Okay, you’re convinced. You know that a healthful diet positively impacts your health both today
and years from now. But, if you’re like many Americans, knowing isn’t necessarily doing. Do you see yourself in these statistics?
A whopping eight in 10 Americans believe nutrition impacts their health, but only half (four in 10) are doing all they can to eat right, according to a recent survey by The American Dietetic Association.
What’s causing this short circuit between believing and doing?
People who participated in the survey
reported that their top three barriers to
eating better are:
1. Confusion over conflicting media reports
2. Fear of having to give up their favorite foods.
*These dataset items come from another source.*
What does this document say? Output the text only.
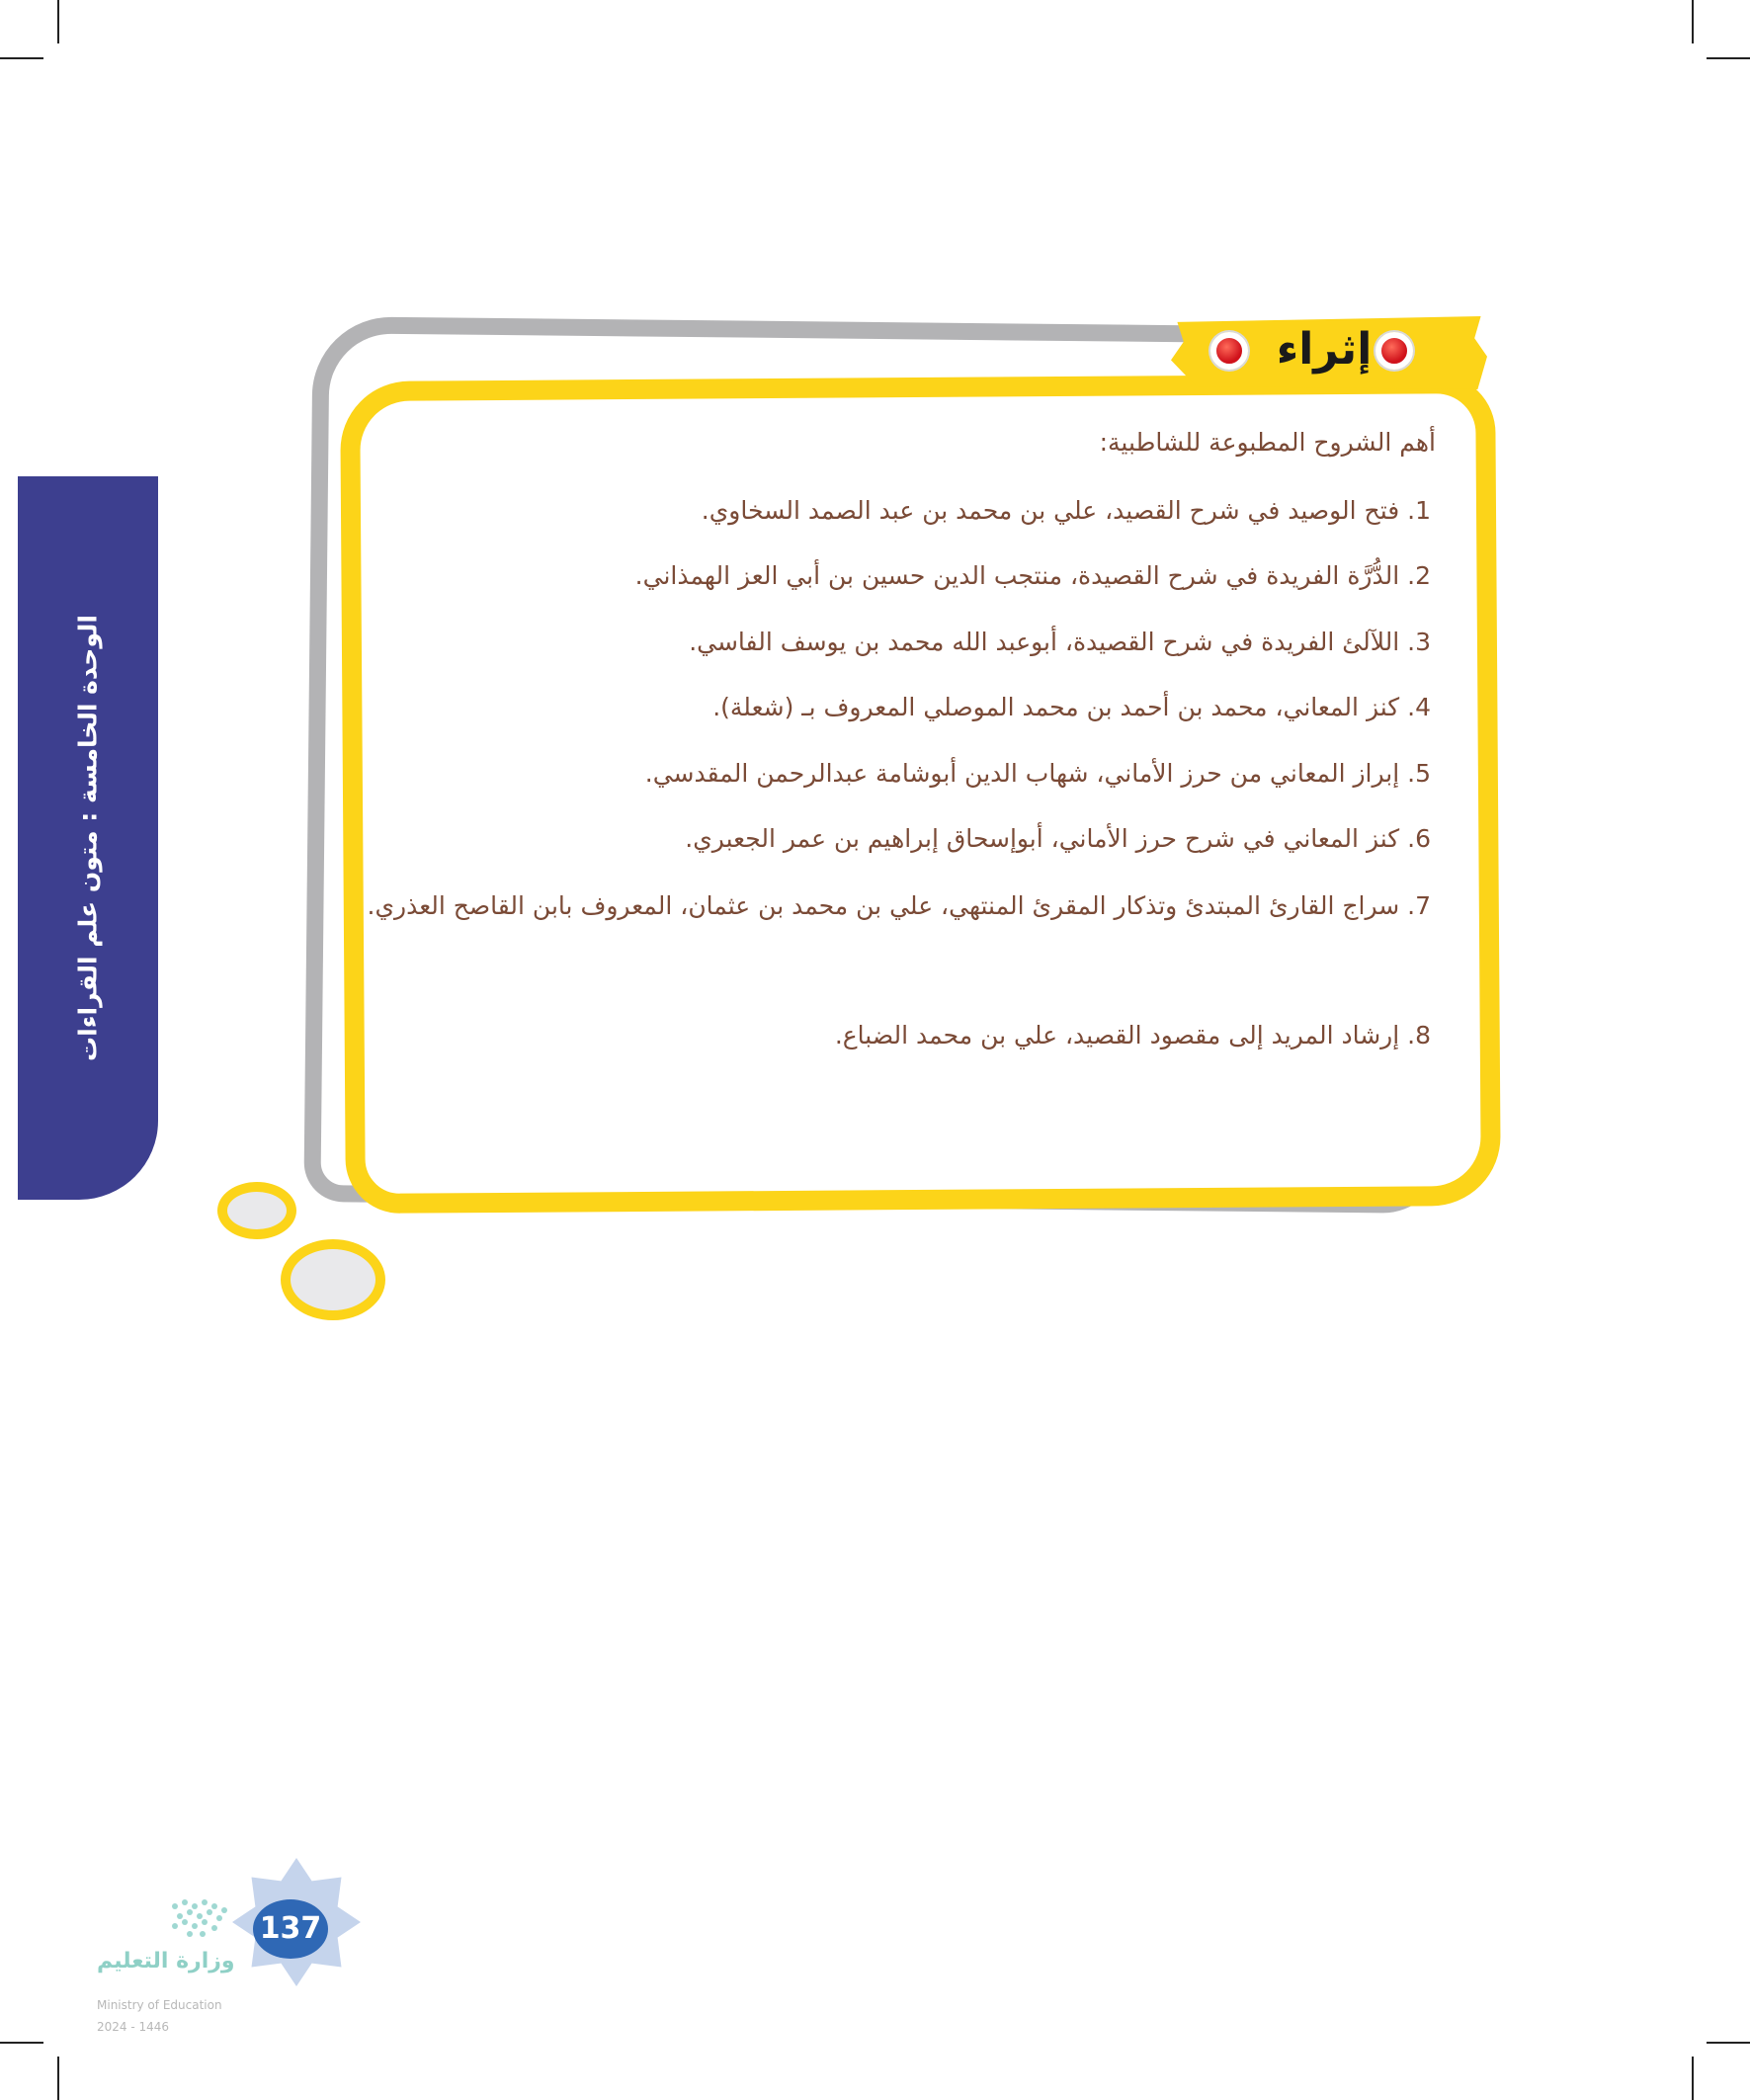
الوحدة الخامسة : متون علم القراءات
إثراء
أهم الشروح المطبوعة للشاطبية:
1. فتح الوصيد في شرح القصيد، علي بن محمد بن عبد الصمد السخاوي.
2. الدُّرَّة الفريدة في شرح القصيدة، منتجب الدين حسين بن أبي العز الهمذاني.
3. اللآلئ الفريدة في شرح القصيدة، أبوعبد الله محمد بن يوسف الفاسي.
4. كنز المعاني، محمد بن أحمد بن محمد الموصلي المعروف بـ (شعلة).
5. إبراز المعاني من حرز الأماني، شهاب الدين أبوشامة عبدالرحمن المقدسي.
6. كنز المعاني في شرح حرز الأماني، أبوإسحاق إبراهيم بن عمر الجعبري.
7. سراج القارئ المبتدئ وتذكار المقرئ المنتهي، علي بن محمد بن عثمان، المعروف بابن القاصح العذري.
8. إرشاد المريد إلى مقصود القصيد، علي بن محمد الضباع.
137
وزارة التعليم
Ministry of Education
2024 - 1446
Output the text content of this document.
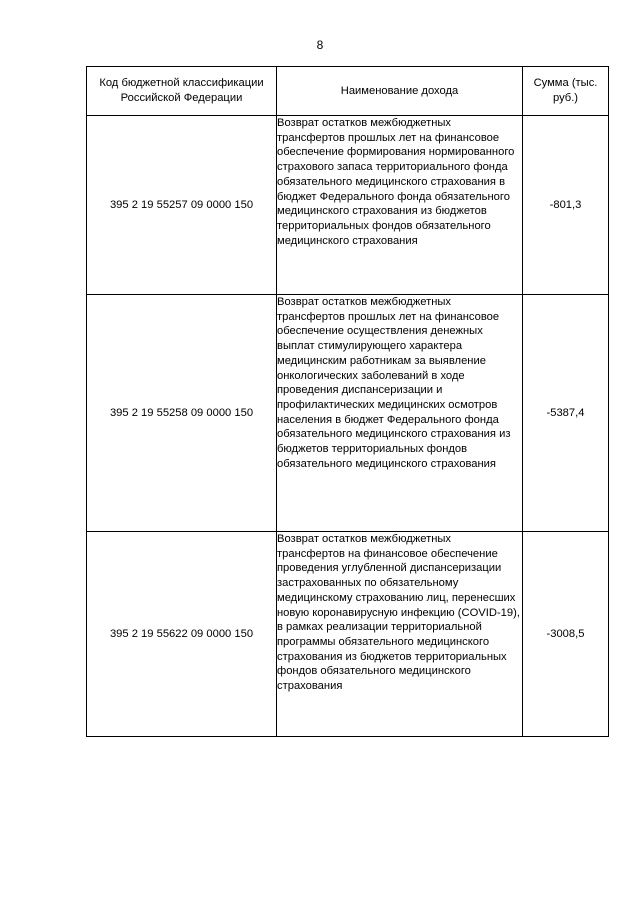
8
Код бюджетной классификации Российской Федерации	Наименование дохода	Сумма (тыс. руб.)
395 2 19 55257 09 0000 150	Возврат остатков межбюджетных трансфертов прошлых лет на финансовое обеспечение формирования нормированного страхового запаса территориального фонда обязательного медицинского страхования в бюджет Федерального фонда обязательного медицинского страхования из бюджетов территориальных фондов обязательного медицинского страхования	-801,3
395 2 19 55258 09 0000 150	Возврат остатков межбюджетных трансфертов прошлых лет на финансовое обеспечение осуществления денежных выплат стимулирующего характера медицинским работникам за выявление онкологических заболеваний в ходе проведения диспансеризации и профилактических медицинских осмотров населения в бюджет Федерального фонда обязательного медицинского страхования из бюджетов территориальных фондов обязательного медицинского страхования	-5387,4
395 2 19 55622 09 0000 150	Возврат остатков межбюджетных трансфертов на финансовое обеспечение проведения углубленной диспансеризации застрахованных по обязательному медицинскому страхованию лиц, перенесших новую коронавирусную инфекцию (COVID-19), в рамках реализации территориальной программы обязательного медицинского страхования из бюджетов территориальных фондов обязательного медицинского страхования	-3008,5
3. Believing that healthful eating takes too
Don’t let these barriers trip up your food intentions to eat right! Let’s knock them down right now with help from registered dietitian Cindy Moore, a spokesperson for The American Dietetic Association and director of Nutrition Therapy at the Cleveland Clinic Foundation in Cleveland, Ohio.
Barrier Number 1:
Confusion over Mixed Media Messages
You know the drill:
• Butter’s bad and margarine’s good. Then butter’s back and margarine’s on the back burner.
• Oat bran is fabulous, then it fizzles. Now it’s back again with its very own health claim on food labels.
Why do we continually see these frustrating nutrition flip-flops in the news? And what’s the best advice to follow?
Moore explains it this way: “Credible nutrition advice is based on hundreds of research studies conducted over many years until a pattern emerges. During this process, results from different studies will sometimes contradict each other. Scientific research has worked this way for years. But today, people are so hungry for nutrition information that the media reports on many studies before researchers reach a consensus.” ‘That’s why you shouldn’t change your eating habits based on only a study or two,” advises Moore.“Instead, wait for agreement from respected health authorities such as The American Dietetic Association, the American Heart Association, and the American Cancer Society.” Or, ask your doctor. You might also consult a respected nutrition professional such as a registered dietitian. (See “Call for Help,” on page 12 to find a registered dietitian who can answer your questions.)
Barrier Number 2:
Fear of Fogging Favorite Foods
Mmmm, juicy, sizzling steak; crispy, golden French fries; devilishly dense chocolate cake… You’d hate to give up your favorite dishes forever, wouldn’t you?
Unfortunately, many people envision eating right as a dreary regimen devoid of taste. They see ho-hum, boring foods and (yawn) a lifetime of boring, boring, boring meals stretching out into a dull, gray infinity. Fortunately, nothing could be further from the truth.
“Any food you like can fit into a healthful meal plan,” says Moore. The trick is to keep the portion size reasonable and
Watch how often you indulge in yummy goodies. In other words, you can have your cake and eat it, too—just not the whole cake and not every day
Moore’s favorite portion control strategy is to freeze brownies or cookies in individual packets. Then, when the urge hits, she takes out a single serving and savors it.
What if you occasionally throw portion control to the wind and scarf down half a pizza loaded with pepperoni and extra cheese? Don’t fret, says Moore. Over the next day or so, simply balance out your indulgence by choosing more lower-fat foods such as whole grains, vegetables, and fruits and by upping your physical activity regimen a bit.
Barrier Number 3:
You Can’t Eat Healthy in a Hurry
Nonsense& People crave convenience, says Moore, so the food industry now provides a tremendous number of options that are both fast and healthful. Just one example is the explosion of ready-to-use fresh vegetables such as salads, baby carrots, cut-up broccoli and cauliflower, slaw, and stir-fry mixes.
As a busy professional who works long hours, Moore is a fan of the “big batch” method of convenience. “I make a huge batch of oatmeal and store it in the fridge. In the morning, I microwave a portion with some milk and sweetener. My breakfast is ready in less than a minute.” Moore also makes large portions of long-cooking dishes such as soups and brown rice to freeze in small containers. “It’s a snap to defrost them in the microwave,” she says.
And what could be faster than fresh fruit? Moore keeps a bowl of her favorite apples, bananas, pears, and grapes right in her office, ready for speed snacking.